Based on Figure 8 and 9, the following observations can be made:
- SkipGram has the highest recall when it comes to the similarity task with word averaging. Which means, SkipGram is able to capture many semantically similar phrases. It also provides a good balance between precision and recall.
- SkipGramSI does not do so well on the phrase similarity task for English. It mostly finds the phrases to be dissimilar. This could be because it tends to mostly capture and encode words that share n-grams.
- Word embeddings are sentiment agnostic and capture conceptual similarity but not necessarily sentiment similarity. This is my observation in general and can also be seen in rows 1 and 2 in Figure 9. They are conceptually similar, but not sentimentally similar.
While word embeddings are useful in various NLP tasks, in that it can be trained fairly quickly, captures related concepts, detects similar phrases and more, it does have its limitations.
For example, while Word2Vec based embeddings does a good job at capturing conceptual similarity between words and phrases, it doesn’t necessarily capture fine-grained semantics such as sentiment orientation. This would require additional tweaking as explored in the following paper.

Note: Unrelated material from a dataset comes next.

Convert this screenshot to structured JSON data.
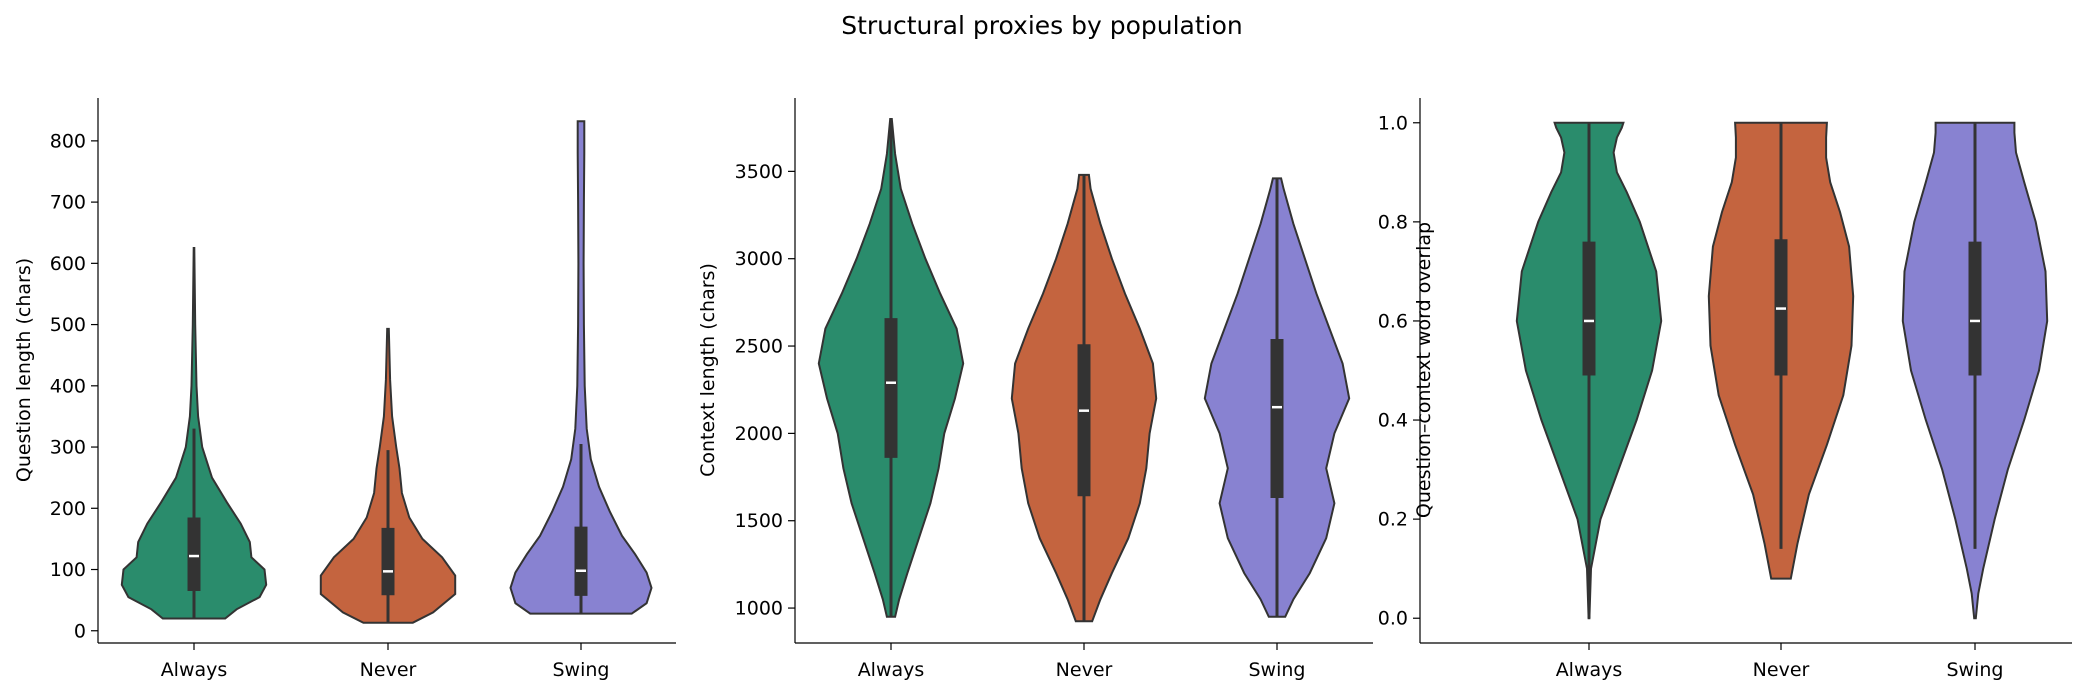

Also, you cannot directly replace a word with a similar word closest in vector space. The word could share a syntagmatic relationship or a paradigmatic relationship. Because we are not leveraging directional information in forming these embeddings, it’s hard to determine which one of the relationships we are dealing with without adding another layer of processing.
Another thing to keep mind is that the quality of the embeddings is only as good as the data that it is fed. You’re going to have a lot trouble if you train with sparse or low quality data where the neighbors (of words), vocabulary and contextual diversity is limited.